Markuson also measures the amount of actual snow by using a horizontal-shaped white board that lies on the ground in his back yard, a few feet away from the steel rain gauge.


“Snow doesn’t melt as fast on a white board as it does a darker one,” explained Markuson. “I measure the snow depth on the board once a day and record the amount and then clean the board off so I can measure it again later. I’ve measured it up to 40 inches one time where a drift had formed. That’s why I have to move the board around to different locations in the yard a few times, too.”


Area snowplow drivers will also use Markuson’s reading to check if/when they need to go out to clear roads.


“It’s dark when I measure the snow in the morning, so I take a flashlight along with me,” Markuson noted. “If the snow is deep, I’ll snow blow a path out to the white board.”
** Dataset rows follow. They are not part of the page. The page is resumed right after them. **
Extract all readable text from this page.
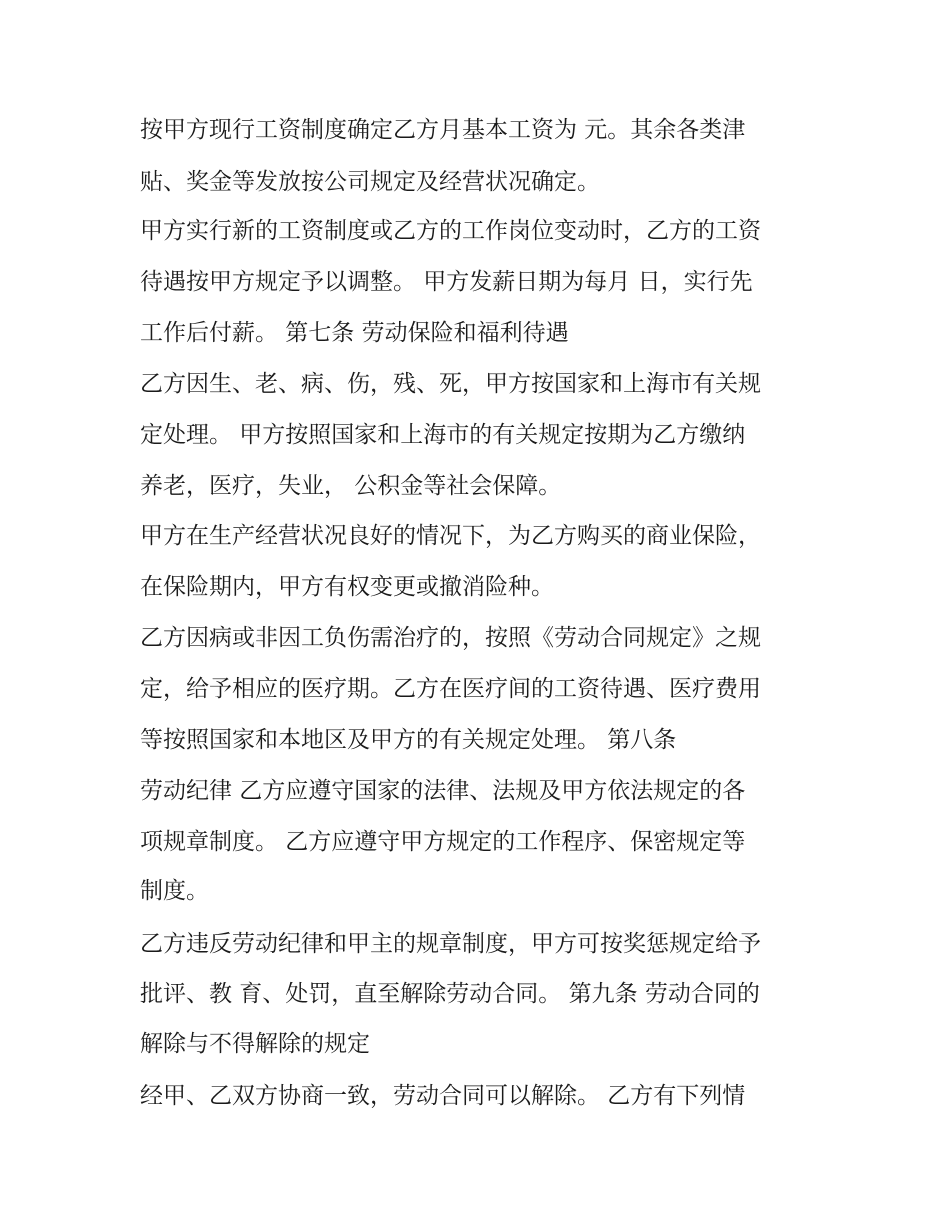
按甲方现行工资制度确定乙方月基本工资为 元。其余各类津
贴、奖金等发放按公司规定及经营状况确定。
甲方实行新的工资制度或乙方的工作岗位变动时，乙方的工资
待遇按甲方规定予以调整。 甲方发薪日期为每月 日，实行先
工作后付薪。 第七条 劳动保险和福利待遇
乙方因生、老、病、伤，残、死，甲方按国家和上海市有关规
定处理。 甲方按照国家和上海市的有关规定按期为乙方缴纳
养老，医疗，失业， 公积金等社会保障。
甲方在生产经营状况良好的情况下，为乙方购买的商业保险，
在保险期内，甲方有权变更或撤消险种。
乙方因病或非因工负伤需治疗的，按照《劳动合同规定》之规
定，给予相应的医疗期。乙方在医疗间的工资待遇、医疗费用
等按照国家和本地区及甲方的有关规定处理。 第八条
劳动纪律 乙方应遵守国家的法律、法规及甲方依法规定的各
项规章制度。 乙方应遵守甲方规定的工作程序、保密规定等
制度。
乙方违反劳动纪律和甲主的规章制度，甲方可按奖惩规定给予
批评、教 育、处罚，直至解除劳动合同。 第九条 劳动合同的
解除与不得解除的规定
经甲、乙双方协商一致，劳动合同可以解除。 乙方有下列情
The temperature is recorded at 7 a.m. daily, which is done automatically with a “Beehive” thermometer supplied by NOAA. The “Beehive” is affixed to a pole in Markuson’s back yard and the temperatures can be recorded from inside his home.


“Someone from NOAA placed the devices in the yard where they felt would best record,” Markuson said. “The person recording for NOAA also has to live on the outside of town to get more accurate readings.”


Jon Markuson is flanked by the National Oceanic Atmospheric Association (NOAA) rain gauge and the “Beehive” that records temperatures. Photo by Scott Thoma

A few yards away from NOAA’s devices is a “Bloom Sky” that Markuson purchased himself and affixed to an archway in his back yard. The device, not required by NOAA, takes photos of his back yard every five minutes and he can check it from his smartphone to see what the weather is doing when he is not home or not looking out the window. The device also reveals the temperature, humidity and barometric pressure.


With the temperature recording automatically and NOAA approving rainfall accumulation readings on a multiple-day basis, Markuson isn’t confined to his home every day.


“If it’s raining quite a bit, I’ll have someone come over and take the readings for me if I gone,” Markuson said.


He also records fog, hail and the size, ice pellets, ice glaze, thunderstorms and damaging winds.


Markuson values the importance of his weather readings.


“These records can tell us how much flooding there will be in the spring,” he explained. “It’s also used for crops. This isn’t a state program, it’s a federal program so it’s very important that these readings are accurate.”